ISI chief asked US to stop drone strikes
WASHINGTON: After years of pussyfooting, Pakistan has finally asked the United States to stop the CIA-run unmanned air strikes into its tribal areas, diplomatic sources told Dawn.
Although the drone raids started in 2004, the official request for stopping the strikes was conveyed earlier this month when ISI chief Lt-Gen Shuja Pasha visited Washington.
According to diplomatic sources, Mr Pasha told acting CIA Director Michael J. Morell that the raids had become a major source of embarrassment for the Pakistani government as it was blamed for failing to stop a foreign power from killing its own citizens.
Before this, Pakistan had publicly protested the strikes but had never officially asked the United States to discontinue them, although Pakistani leaders often complained that drones were killing too many innocent civilians.
The Pakistanis say that since June 18, 2004, when the CIA began the drone strikes, the unmanned aircraft had killed more than 2,500 people, mostly civilians. The US spy agency has conducted almost 250 strikes since 2004.
The strikes have jumped from fewer than 50 in the Bush administration, to more than 200 strikes since President Barack Obama took office.
The US government, however, rejects such claims as incorrect, insisting that drones are extraordinarily accurate. “There hasn’t been a single collateral death” since last year, President Obama’s chief counter-terrorism adviser John Brennan told a recent news briefing.
The dispute took an interesting turn on Friday, when former US intelligence chief Dennis Blair said that the United States should stop its drone campaign in Pakistan. The CIA’s drone operation aimed at Al Qaeda was backfiring by damaging the US-Pakistan relationship, he said.

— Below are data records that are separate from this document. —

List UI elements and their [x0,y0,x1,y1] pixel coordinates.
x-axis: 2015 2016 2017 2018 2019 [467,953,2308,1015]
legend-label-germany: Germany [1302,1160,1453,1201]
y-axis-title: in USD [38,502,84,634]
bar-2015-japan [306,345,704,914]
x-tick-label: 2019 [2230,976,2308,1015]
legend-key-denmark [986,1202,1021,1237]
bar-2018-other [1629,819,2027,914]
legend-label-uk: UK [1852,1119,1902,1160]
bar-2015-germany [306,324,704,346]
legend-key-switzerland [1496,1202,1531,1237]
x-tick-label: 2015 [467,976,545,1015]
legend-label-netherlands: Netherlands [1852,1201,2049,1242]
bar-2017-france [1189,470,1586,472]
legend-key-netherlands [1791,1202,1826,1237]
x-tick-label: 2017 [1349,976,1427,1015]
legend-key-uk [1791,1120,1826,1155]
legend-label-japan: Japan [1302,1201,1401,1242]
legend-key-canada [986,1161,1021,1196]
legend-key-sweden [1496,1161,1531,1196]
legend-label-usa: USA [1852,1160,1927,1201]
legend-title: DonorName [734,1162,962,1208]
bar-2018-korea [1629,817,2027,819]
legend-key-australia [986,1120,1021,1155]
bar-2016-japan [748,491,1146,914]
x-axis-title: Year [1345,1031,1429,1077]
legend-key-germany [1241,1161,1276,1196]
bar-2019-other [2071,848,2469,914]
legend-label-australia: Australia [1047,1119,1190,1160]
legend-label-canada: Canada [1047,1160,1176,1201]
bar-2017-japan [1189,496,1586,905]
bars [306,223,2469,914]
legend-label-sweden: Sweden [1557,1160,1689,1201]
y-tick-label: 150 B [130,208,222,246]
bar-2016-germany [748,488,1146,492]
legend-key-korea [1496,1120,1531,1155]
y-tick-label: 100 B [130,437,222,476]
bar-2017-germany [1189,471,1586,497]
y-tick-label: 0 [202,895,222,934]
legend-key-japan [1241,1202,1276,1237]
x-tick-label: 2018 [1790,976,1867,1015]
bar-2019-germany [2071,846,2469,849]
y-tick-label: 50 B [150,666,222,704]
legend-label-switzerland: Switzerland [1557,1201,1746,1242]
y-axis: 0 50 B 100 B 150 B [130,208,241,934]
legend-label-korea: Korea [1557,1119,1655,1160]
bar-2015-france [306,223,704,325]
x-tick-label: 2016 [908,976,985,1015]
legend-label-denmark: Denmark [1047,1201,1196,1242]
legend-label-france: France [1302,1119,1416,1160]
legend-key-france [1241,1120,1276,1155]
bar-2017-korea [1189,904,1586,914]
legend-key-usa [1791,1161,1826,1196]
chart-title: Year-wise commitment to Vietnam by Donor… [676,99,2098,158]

But the top White House adviser on Pakistan and Afghanistan, Lt-Gen (retd) Douglas Lute, rejected this argument. Speaking at the same forum as Mr Blair in Aspen, Colorado, Mr Lute said now was the time to keep up US counter-terrorist actions in Pakistan, even if they upset the Pakistani government.
Pakistan’s Ambassador Husain Haqqani told the same audience at the Aspen Security Forum that his government was pushing for a reduction because they’d begun to fray public support.
”Part of the agreement is neither side is going to talk too much about the drone strikes,” he said. “They’ve taken out many people who needed to be taken out …but if the cost is if support for the overall war starts to decline, you have to take that into account.”